Note that the content of this section is only valid for fixest
version 0.8.1 or later.
For staggered difference-in-difference analyzes, the method of Sun and Abraham (forthcoming, Journal of Econometrics) has been implemented. You first need to use i()
to insert cohort x time to treatment
dummies, then you have to use the function aggregate
to recover the yearly treatment effects.
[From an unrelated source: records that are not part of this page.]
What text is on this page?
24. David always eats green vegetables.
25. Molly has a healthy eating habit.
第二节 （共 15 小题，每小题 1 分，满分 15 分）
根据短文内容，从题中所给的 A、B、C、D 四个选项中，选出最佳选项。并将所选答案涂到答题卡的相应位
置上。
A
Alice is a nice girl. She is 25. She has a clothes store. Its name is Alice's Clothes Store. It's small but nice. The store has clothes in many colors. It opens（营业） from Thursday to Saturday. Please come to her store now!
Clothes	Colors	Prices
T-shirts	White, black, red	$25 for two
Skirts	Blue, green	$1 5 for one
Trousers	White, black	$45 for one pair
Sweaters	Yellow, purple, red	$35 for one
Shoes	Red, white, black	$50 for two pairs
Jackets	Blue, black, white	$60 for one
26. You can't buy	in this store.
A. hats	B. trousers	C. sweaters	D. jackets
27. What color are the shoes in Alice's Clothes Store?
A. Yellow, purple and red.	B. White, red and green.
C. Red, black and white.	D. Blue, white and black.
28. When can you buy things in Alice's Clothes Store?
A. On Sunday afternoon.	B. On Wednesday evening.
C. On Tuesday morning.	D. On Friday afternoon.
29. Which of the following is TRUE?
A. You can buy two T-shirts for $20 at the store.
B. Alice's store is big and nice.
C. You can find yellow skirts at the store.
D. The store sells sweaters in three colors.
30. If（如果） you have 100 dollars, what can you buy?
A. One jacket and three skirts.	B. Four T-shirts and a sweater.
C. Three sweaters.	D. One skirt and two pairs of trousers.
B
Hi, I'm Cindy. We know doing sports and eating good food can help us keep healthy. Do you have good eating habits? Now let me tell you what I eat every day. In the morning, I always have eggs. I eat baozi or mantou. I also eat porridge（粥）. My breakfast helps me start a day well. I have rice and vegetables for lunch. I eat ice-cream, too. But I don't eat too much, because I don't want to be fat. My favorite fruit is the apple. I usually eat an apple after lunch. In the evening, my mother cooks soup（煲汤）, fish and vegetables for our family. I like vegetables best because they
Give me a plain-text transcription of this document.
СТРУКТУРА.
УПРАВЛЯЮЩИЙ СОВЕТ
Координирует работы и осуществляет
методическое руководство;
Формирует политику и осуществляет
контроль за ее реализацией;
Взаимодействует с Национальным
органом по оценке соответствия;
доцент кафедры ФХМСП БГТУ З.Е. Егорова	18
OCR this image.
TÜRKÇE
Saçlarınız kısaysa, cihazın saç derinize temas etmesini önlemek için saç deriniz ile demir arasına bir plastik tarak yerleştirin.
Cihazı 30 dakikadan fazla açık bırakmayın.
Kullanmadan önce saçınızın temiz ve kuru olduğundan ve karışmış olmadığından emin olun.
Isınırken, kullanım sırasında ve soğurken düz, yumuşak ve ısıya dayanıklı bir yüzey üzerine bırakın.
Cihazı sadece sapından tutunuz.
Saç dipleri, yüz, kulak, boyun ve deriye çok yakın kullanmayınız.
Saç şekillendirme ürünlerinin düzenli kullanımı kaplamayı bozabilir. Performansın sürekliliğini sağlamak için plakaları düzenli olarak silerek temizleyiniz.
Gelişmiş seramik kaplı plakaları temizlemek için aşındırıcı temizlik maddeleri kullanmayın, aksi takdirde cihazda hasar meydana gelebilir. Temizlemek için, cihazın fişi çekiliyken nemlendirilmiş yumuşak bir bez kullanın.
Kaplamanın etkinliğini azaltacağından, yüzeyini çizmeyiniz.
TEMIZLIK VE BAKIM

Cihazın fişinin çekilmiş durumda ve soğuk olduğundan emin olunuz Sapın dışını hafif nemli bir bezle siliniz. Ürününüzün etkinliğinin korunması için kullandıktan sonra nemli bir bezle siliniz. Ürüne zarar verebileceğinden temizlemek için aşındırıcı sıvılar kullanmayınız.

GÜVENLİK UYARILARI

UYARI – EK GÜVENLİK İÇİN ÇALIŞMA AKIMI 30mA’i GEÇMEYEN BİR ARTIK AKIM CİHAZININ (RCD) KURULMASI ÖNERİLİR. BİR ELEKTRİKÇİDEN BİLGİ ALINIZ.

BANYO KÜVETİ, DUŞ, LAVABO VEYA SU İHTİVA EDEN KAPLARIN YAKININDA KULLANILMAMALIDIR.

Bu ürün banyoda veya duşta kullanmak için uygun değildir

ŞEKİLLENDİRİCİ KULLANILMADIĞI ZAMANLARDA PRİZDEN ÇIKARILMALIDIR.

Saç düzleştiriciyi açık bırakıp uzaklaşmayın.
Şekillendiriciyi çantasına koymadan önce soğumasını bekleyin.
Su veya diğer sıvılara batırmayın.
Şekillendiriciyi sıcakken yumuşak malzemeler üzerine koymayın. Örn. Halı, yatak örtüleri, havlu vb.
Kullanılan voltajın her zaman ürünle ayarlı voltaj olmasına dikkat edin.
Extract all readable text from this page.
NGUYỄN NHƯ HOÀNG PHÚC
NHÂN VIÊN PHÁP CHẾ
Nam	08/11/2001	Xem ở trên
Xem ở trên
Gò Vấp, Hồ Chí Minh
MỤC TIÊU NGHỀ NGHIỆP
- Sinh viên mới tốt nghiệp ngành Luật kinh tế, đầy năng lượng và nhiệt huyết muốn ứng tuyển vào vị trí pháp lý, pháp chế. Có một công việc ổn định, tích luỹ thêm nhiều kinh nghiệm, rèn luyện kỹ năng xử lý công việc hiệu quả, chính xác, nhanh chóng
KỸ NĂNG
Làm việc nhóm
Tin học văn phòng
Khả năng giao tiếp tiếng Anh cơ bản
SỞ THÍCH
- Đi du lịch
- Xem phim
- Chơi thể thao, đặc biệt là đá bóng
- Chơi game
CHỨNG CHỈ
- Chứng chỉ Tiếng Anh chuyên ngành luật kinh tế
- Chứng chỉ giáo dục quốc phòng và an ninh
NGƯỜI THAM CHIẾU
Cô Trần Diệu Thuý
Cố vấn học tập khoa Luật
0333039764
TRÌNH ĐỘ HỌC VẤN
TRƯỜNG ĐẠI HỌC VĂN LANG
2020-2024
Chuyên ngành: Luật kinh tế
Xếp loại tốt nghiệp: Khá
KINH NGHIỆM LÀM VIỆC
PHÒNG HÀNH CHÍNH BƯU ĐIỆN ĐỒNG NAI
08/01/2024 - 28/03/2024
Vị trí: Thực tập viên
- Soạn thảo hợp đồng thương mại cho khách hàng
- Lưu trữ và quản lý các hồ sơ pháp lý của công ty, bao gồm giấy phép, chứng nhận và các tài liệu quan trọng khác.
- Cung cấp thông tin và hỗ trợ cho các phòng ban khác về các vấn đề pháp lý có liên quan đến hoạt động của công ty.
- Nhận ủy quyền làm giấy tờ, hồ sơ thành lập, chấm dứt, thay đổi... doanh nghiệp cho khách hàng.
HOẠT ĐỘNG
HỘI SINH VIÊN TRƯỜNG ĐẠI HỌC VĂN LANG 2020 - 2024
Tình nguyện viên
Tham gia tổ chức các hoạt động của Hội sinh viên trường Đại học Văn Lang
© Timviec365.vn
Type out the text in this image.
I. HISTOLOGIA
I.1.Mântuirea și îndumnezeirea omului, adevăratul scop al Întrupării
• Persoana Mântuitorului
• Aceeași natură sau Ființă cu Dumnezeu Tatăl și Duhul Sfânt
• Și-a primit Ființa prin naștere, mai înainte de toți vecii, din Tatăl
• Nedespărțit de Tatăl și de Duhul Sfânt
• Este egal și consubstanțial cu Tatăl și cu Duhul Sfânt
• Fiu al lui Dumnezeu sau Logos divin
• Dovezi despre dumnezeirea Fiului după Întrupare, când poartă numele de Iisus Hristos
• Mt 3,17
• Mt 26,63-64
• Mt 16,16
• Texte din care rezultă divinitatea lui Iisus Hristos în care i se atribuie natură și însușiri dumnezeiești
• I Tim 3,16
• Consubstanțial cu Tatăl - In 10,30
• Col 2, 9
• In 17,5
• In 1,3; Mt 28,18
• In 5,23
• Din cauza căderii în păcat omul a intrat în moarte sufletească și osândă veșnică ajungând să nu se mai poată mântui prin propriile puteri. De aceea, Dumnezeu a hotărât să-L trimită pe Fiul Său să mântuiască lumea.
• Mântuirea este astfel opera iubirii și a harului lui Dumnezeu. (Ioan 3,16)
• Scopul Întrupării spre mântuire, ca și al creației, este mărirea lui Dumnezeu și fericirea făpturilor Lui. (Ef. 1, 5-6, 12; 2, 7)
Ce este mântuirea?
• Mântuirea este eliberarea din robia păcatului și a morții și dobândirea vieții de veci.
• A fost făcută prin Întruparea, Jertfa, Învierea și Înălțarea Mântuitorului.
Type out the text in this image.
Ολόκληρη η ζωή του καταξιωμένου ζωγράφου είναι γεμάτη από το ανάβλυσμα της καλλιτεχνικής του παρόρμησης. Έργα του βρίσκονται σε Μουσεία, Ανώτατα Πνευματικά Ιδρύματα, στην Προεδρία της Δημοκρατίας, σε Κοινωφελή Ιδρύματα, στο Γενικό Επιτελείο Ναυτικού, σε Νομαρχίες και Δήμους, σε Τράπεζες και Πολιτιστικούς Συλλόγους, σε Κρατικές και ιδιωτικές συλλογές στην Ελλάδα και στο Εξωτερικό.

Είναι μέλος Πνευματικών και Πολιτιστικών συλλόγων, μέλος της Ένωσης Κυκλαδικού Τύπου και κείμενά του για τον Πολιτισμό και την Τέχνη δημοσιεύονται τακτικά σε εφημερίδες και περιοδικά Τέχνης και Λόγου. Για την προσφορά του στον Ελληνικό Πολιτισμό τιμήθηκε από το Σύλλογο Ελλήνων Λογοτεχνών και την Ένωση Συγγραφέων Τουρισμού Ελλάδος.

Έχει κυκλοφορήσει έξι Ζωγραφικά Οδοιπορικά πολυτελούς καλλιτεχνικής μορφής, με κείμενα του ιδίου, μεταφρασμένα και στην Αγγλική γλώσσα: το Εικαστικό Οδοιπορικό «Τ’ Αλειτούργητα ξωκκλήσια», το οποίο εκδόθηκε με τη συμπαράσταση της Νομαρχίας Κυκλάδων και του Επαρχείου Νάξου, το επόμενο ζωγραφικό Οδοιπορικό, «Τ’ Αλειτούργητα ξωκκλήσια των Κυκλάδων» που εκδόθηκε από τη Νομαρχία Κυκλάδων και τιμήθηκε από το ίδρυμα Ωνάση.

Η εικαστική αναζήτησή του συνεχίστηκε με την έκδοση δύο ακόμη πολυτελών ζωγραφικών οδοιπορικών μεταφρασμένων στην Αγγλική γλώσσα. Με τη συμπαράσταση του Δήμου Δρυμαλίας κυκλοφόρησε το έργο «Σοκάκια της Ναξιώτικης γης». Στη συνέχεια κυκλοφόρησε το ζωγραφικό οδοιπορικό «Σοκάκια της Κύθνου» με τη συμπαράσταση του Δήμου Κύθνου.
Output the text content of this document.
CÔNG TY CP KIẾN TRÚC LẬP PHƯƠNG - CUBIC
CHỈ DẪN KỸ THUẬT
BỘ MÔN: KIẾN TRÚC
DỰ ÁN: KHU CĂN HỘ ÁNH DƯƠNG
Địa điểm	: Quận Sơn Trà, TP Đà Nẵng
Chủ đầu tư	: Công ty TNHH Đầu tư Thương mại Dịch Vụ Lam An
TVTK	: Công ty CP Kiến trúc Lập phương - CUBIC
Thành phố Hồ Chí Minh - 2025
There is also a new argument agg
in the functions summary
and etable
.
Here’s an example with generated data where different cohorts get the treatment at different periods, and the effect of the treatment is cohort-specific and increasing over time.
#
# Data
#
set.seed(1)
n_group = 20
n_per_group = 5
id_i = paste0((1:n_group), ":", rep(1:n_per_group, each = n_group))
id_t = 1:10
base = expand.grid(id = id_i, year = id_t)
base$group = as.numeric(gsub(":.+", "", base$id))
base$year_treated = base$group
base$year_treated[base$group > 10] = 10000
base$treat_post = (base$year >= base$year_treated) * 1
base$time_to_treatment = pmax(base$year - base$year_treated, -1000)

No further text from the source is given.